Le numéro 1 du nucléaire civil aurait programmé la fermeture des deux mines d'uranium exploitées à Arlit et pourrait reporter l'exploitation de la mine géante d'Imouraren.
Bye-bye Niger ? L’avenir d’Areva dans ce pays du Sahel, où le numéro 1 mondial du nucléaire civil exploite des mines d’uranium depuis plus de quarante ans, paraît de plus en plus incertain. D’après nos informations, Areva aurait décidé de fermer la Cominak, l’une des deux sociétés d’exploitation installée à Arlit (Nord-Niger), dans les deux ou trois ans qui viennent. De source concordante, la fin de l’autre société, la Somaïr, serait quant à elle programmée «d’ici six à huit ans», soit à la fin de cette décennie. Contactée par Libération, la direction d’Areva ne réfute pas ces informations, tout en évoquant «des échéances plus lointaines». Dans les documents officiels publiés par Areva en 2012, il était prévu d’exploiter les deux mines pendant quinze ans encore.

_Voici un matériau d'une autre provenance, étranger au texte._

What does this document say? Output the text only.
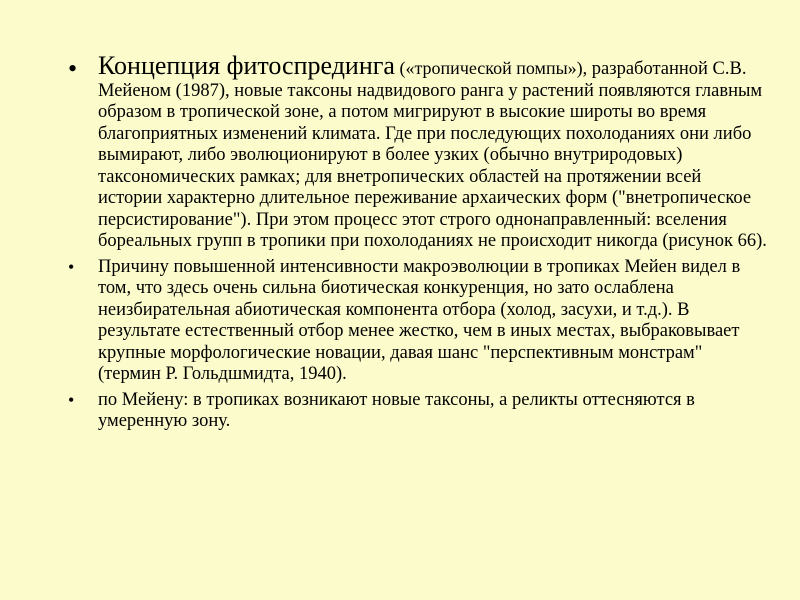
• Концепция фитоспрединга («тропической помпы»), разработанной С.В. Мейеном (1987), новые таксоны надвидового ранга у растений появляются главным образом в тропической зоне, а потом мигрируют в высокие широты во время благоприятных изменений климата. Где при последующих похолоданиях они либо вымирают, либо эволюционируют в более узких (обычно внутриродовых) таксономических рамках; для внетропических областей на протяжении всей истории характерно длительное переживание архаических форм ("внетропическое персистирование"). При этом процесс этот строго однонаправленный: вселения бореальных групп в тропики при похолоданиях не происходит никогда (рисунок 66).
•	Причину повышенной интенсивности макроэволюции в тропиках Мейен видел в том, что здесь очень сильна биотическая конкуренция, но зато ослаблена неизбирательная абиотическая компонента отбора (холод, засухи, и т.д.). В результате естественный отбор менее жестко, чем в иных местах, выбраковывает крупные морфологические новации, давая шанс "перспективным монстрам" (термин Р. Гольдшмидта, 1940).
•	по Мейену: в тропиках возникают новые таксоны, а реликты оттесняются в умеренную зону.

En plus de l’insécurité grandissante qui règne dans la région, la faible rentabilité du site d’Arlit pourrait être à l’origine d’une décision qui, si elle se confirmait, marquerait un tournant pour le nucléaire français. D’après nos sources, le PDG de la compagnie française, Luc Oursel, en a informé le président du Niger, Mahamadou Issoufou, lors de son séjour à Paris, le week-end dernier, à l’occasion du sommet Afrique-France de l’Elysée. «L’entretien a été bref et s’est tenu dans une ambiance des plus froide», confie un proche du dossier. Et pour cause : l’exploitation de l’uranium est la principale source de devises pour le Niger, l’un des pays les plus pauvres de la planète.
L’exploitation d’Imouraren reportée ?
Lors de cet entretien, Luc Oursel aurait annoncé au président du Niger une autre mauvaise nouvelle: le report de la mise en exploitation de la mine d’Imouraren, considérée du fait de ses réserves comme la plus importante mine à ciel ouvert au monde. Prévue initialement pour 2014, puis pour 2016, la production pourrait ne démarrer qu’en 2019-2020. Les autorités de Niamey, qui comptaient beaucoup sur ce nouveau gisement pour engranger de nouvelles et précieuses recettes budgétaires, en sont pour leurs frais.
Ce report, tout comme la fermeture annoncée des deux mines «historiques» de la Cogema, rebaptisée Areva, serait en grande partie lié à l’effondrement des cours mondiaux de l’uranium dans le sillage de la catastrophe de Fukushima, au Japon, début 2011. Et les perspectives à moyen terme ne sont pas bonnes. «Les mines d’Arlit sont en fin de cycle, elles ne sont plus rentables», ajoute notre source. En ce qui concerne Imouraren, Areva chercherait à gagner du temps.
«Si Niamey passait à l’acte, ce serait une catastrophe»
Mais le pouvoir nigérien pourrait réagir vivement tant il misait sur la mise en exploitation rapide de ce nouveau site par Areva. D’après une source bien informée, une clause du contrat signé entre les deux parties autorise l’Etat du Niger à récupérer la propriété du site minier si l’exploitant se montre incapable de démarrer la production dans un délai de deux ans au-delà de la date programmée initialement dans le contrat. «Si Niamey passait à l’acte, ce serait une catastrophe pour Areva, qui a déjà investi des millions dans l’aménagement de la mine d’Imouraren», explique un initié.
Si Areva souhaite aujourd’hui amorcer la réduction de ses activités au Niger, voire envisager son retrait complet, c’est que l’entreprise française a diversifié l’origine de ses approvisionnements. Elle les développe notamment au Kazakhstan et en Mongolie. Longtemps considérées commes stratégiques, les mines du Niger ont fourni jusqu’au tiers du combustible utilisé dans les centrales d’EDF en France. Une proportion qui a baissé depuis au fil des ans. L’histoire récente de la compagnie au Niger a été marquée par des tensions récurrentes avec le gouvernement, et par l’enlèvement durant plus de trois ans de quatre employés français sur le site d’Arlit, finalement libérés par Al-Qaeda au Maghreb islamique (Aqmi) en octobre.